Toll-like receptor 4 (TLR4) signaling in the trigeminal ganglion mediates facial mechanical and thermal hyperalgesia in rats.

机构信息

Department of Pharmacology, Biological Sciences Building, Federal University of Parana, 210 Cel. Francisco H. dos Santos Ave, Curitiba 81531-970, PR, Brazil.

Department of Pharmacology, Biological Sciences Building, Federal University of Parana, 210 Cel. Francisco H. dos Santos Ave, Curitiba 81531-970, PR, Brazil.

出版信息

Physiol Behav. 2020 Nov 1;226:113127. doi: 10.1016/j.physbeh.2020.113127. Epub 2020 Aug 7.

DOI:10.1016/j.physbeh.2020.113127
PMID:32777313
Abstract

There is increasing evidence that the toll-like receptor 4 (TLR4) signaling pathway contribute to development of hyperalgesia in the trigeminal system.

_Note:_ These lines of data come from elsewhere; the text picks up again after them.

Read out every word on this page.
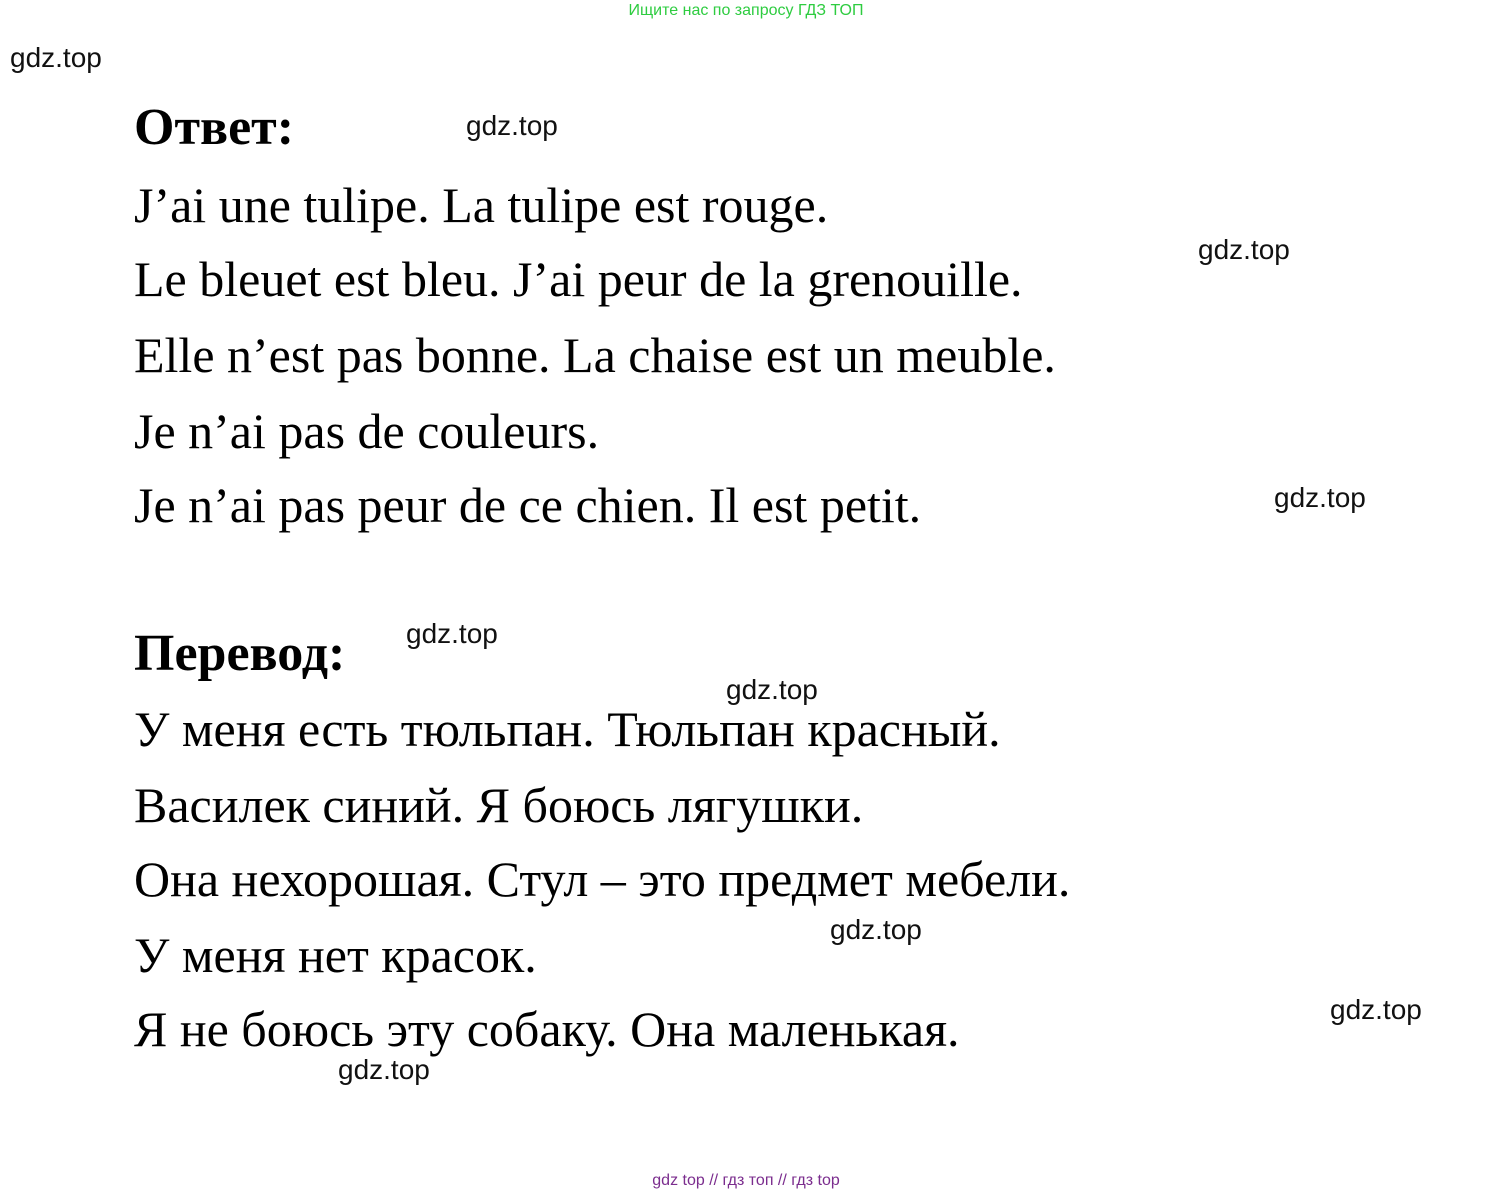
Ищите нас по запросу ГДЗ ТОП
gdz.top
gdz.top
gdz.top
gdz.top
gdz.top
gdz.top
gdz.top
gdz.top
gdz.top
Ответ:
J’ai une tulipe. La tulipe est rouge.
Le bleuet est bleu. J’ai peur de la grenouille.
Elle n’est pas bonne. La chaise est un meuble.
Je n’ai pas de couleurs.
Je n’ai pas peur de ce chien. Il est petit.
Перевод:
У меня есть тюльпан. Тюльпан красный.
Василек синий. Я боюсь лягушки.
Она нехорошая. Стул – это предмет мебели.
У меня нет красок.
Я не боюсь эту собаку. Она маленькая.
gdz top // гдз топ // гдз top
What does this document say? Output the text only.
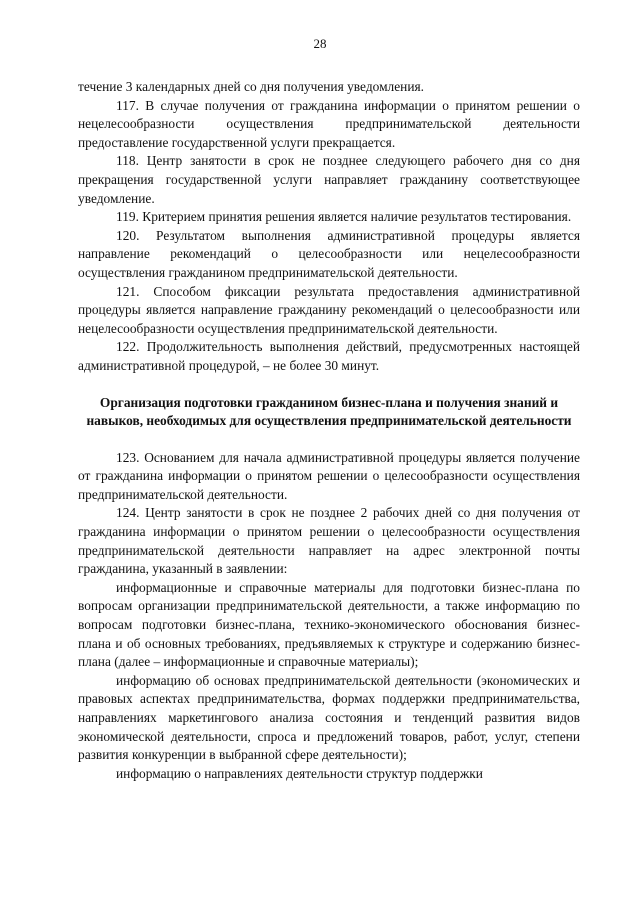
28

течение 3 календарных дней со дня получения уведомления.

117. В случае получения от гражданина информации о принятом решении о нецелесообразности осуществления предпринимательской деятельности предоставление государственной услуги прекращается.

118. Центр занятости в срок не позднее следующего рабочего дня со дня прекращения государственной услуги направляет гражданину соответствующее уведомление.

119. Критерием принятия решения является наличие результатов тестирования.

120. Результатом выполнения административной процедуры является направление рекомендаций о целесообразности или нецелесообразности осуществления гражданином предпринимательской деятельности.

121. Способом фиксации результата предоставления административной процедуры является направление гражданину рекомендаций о целесообразности или нецелесообразности осуществления предпринимательской деятельности.

122. Продолжительность выполнения действий, предусмотренных настоящей административной процедурой, – не более 30 минут.

Организация подготовки гражданином бизнес-плана и получения знаний и навыков, необходимых для осуществления предпринимательской деятельности

123. Основанием для начала административной процедуры является получение от гражданина информации о принятом решении о целесообразности осуществления предпринимательской деятельности.

124. Центр занятости в срок не позднее 2 рабочих дней со дня получения от гражданина информации о принятом решении о целесообразности осуществления предпринимательской деятельности направляет на адрес электронной почты гражданина, указанный в заявлении:

информационные и справочные материалы для подготовки бизнес-плана по вопросам организации предпринимательской деятельности, а также информацию по вопросам подготовки бизнес-плана, технико-экономического обоснования бизнес-плана и об основных требованиях, предъявляемых к структуре и содержанию бизнес-плана (далее – информационные и справочные материалы);

информацию об основах предпринимательской деятельности (экономических и правовых аспектах предпринимательства, формах поддержки предпринимательства, направлениях маркетингового анализа состояния и тенденций развития видов экономической деятельности, спроса и предложений товаров, работ, услуг, степени развития конкуренции в выбранной сфере деятельности);

информацию о направлениях деятельности структур поддержки
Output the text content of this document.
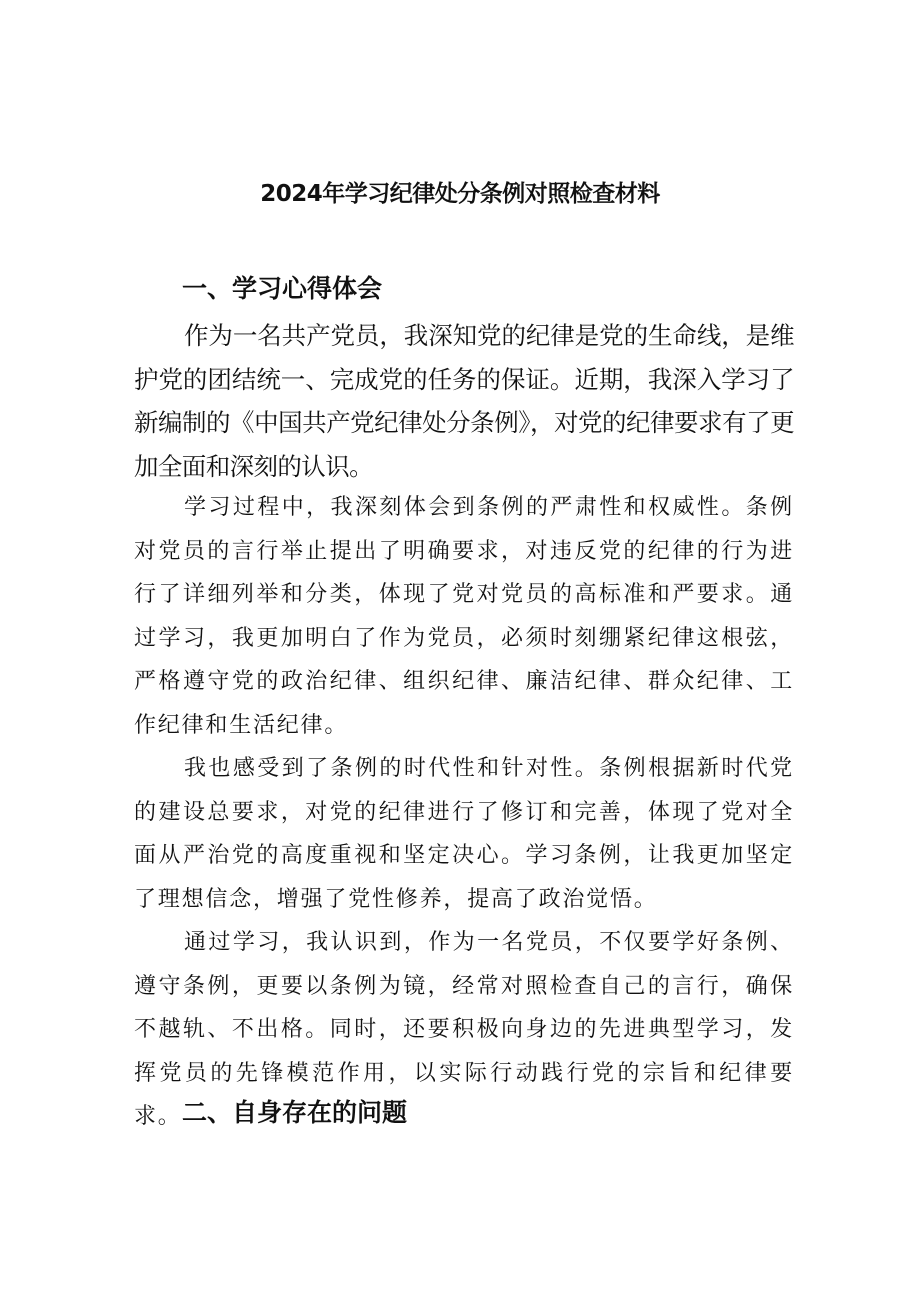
2024年学习纪律处分条例对照检查材料
一、学习心得体会

作为一名共产党员，我深知党的纪律是党的生命线，是维护党的团结统一、完成党的任务的保证。近期，我深入学习了新编制的《中国共产党纪律处分条例》，对党的纪律要求有了更加全面和深刻的认识。

学习过程中，我深刻体会到条例的严肃性和权威性。条例对党员的言行举止提出了明确要求，对违反党的纪律的行为进行了详细列举和分类，体现了党对党员的高标准和严要求。通过学习，我更加明白了作为党员，必须时刻绷紧纪律这根弦，严格遵守党的政治纪律、组织纪律、廉洁纪律、群众纪律、工作纪律和生活纪律。

我也感受到了条例的时代性和针对性。条例根据新时代党的建设总要求，对党的纪律进行了修订和完善，体现了党对全面从严治党的高度重视和坚定决心。学习条例，让我更加坚定了理想信念，增强了党性修养，提高了政治觉悟。

通过学习，我认识到，作为一名党员，不仅要学好条例、遵守条例，更要以条例为镜，经常对照检查自己的言行，确保不越轨、不出格。同时，还要积极向身边的先进典型学习，发挥党员的先锋模范作用，以实际行动践行党的宗旨和纪律要求。 二、自身存在的问题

The aim of the present study was to investigate the role of TLR4 in the trigeminal ganglion (TG) in facial hyperalgesia induced by injection of Lipopolysaccharide (LPS) or intraoral mucosal incision, which is an orofacial postoperative pain model, in male Wistar rats. The TLR4 antagonist (LPS-RS, 20 µg/10 µL) was administrated 30 min before LPS injection into the TG (10 µg/10 µL) or oral mucosa (10 µg/50 µL). In the postoperative pain model, rats were treated with LPS-RS (20 µg/10 µL) into the TG for three consecutive days after the incision. Facial heat and mechanical hyperalgesia were assessed hourly after LPS injection or intraoral incision. In addition, expression of NFκB was assessed in the TG on day 3 after intraoral incision. Our results showed that blockade of TLR4 in the TG attenuated facial heat and mechanical hyperalgesia induced by LPS or by mucosal incision, and that both conditions are associated to increase of phosphorylated NFκB in the TG. In conclusion, the present study suggests that activation of TLR4-NFκB signaling pathway in the TG contributes to the development of facial heat and mechanical hyperalgesia and may contribute to pain in inflammatory oral conditions.

摘要

越来越多的证据表明,Toll 样受体 4(TLR4)信号通路参与了三叉神经系统中痛觉过敏的发展。本研究旨在探讨 TLR4 在三叉神经节(TG)中的作用,该作用与脂多糖(LPS)或口腔黏膜切开引起的面部痛觉过敏有关,这是一种口腔术后疼痛模型,在雄性 Wistar 大鼠中进行。TLR4 拮抗剂(LPS-RS,20µg/10µL)在 TG 中注射 LPS(10µg/10µL)或口腔黏膜(10µg/50µL)前 30 分钟给予。在术后疼痛模型中,在切口后连续 3 天,将 LPS-RS(20µg/10µL)给予 TG。在 LPS 注射或口腔内切口后每小时评估面部热和机械性痛觉过敏。此外,还在口腔内切口后第 3 天评估 TG 中 NFκB 的表达。我们的结果表明,TG 中 TLR4 的阻断减轻了 LPS 或黏膜切开引起的面部热和机械性痛觉过敏,并且这两种情况都与 TG 中磷酸化 NFκB 的增加有关。总之,本研究表明,TG 中 TLR4-NFκB 信号通路的激活导致了面部热和机械性痛觉过敏的发展,并且可能与炎症性口腔状况下的疼痛有关。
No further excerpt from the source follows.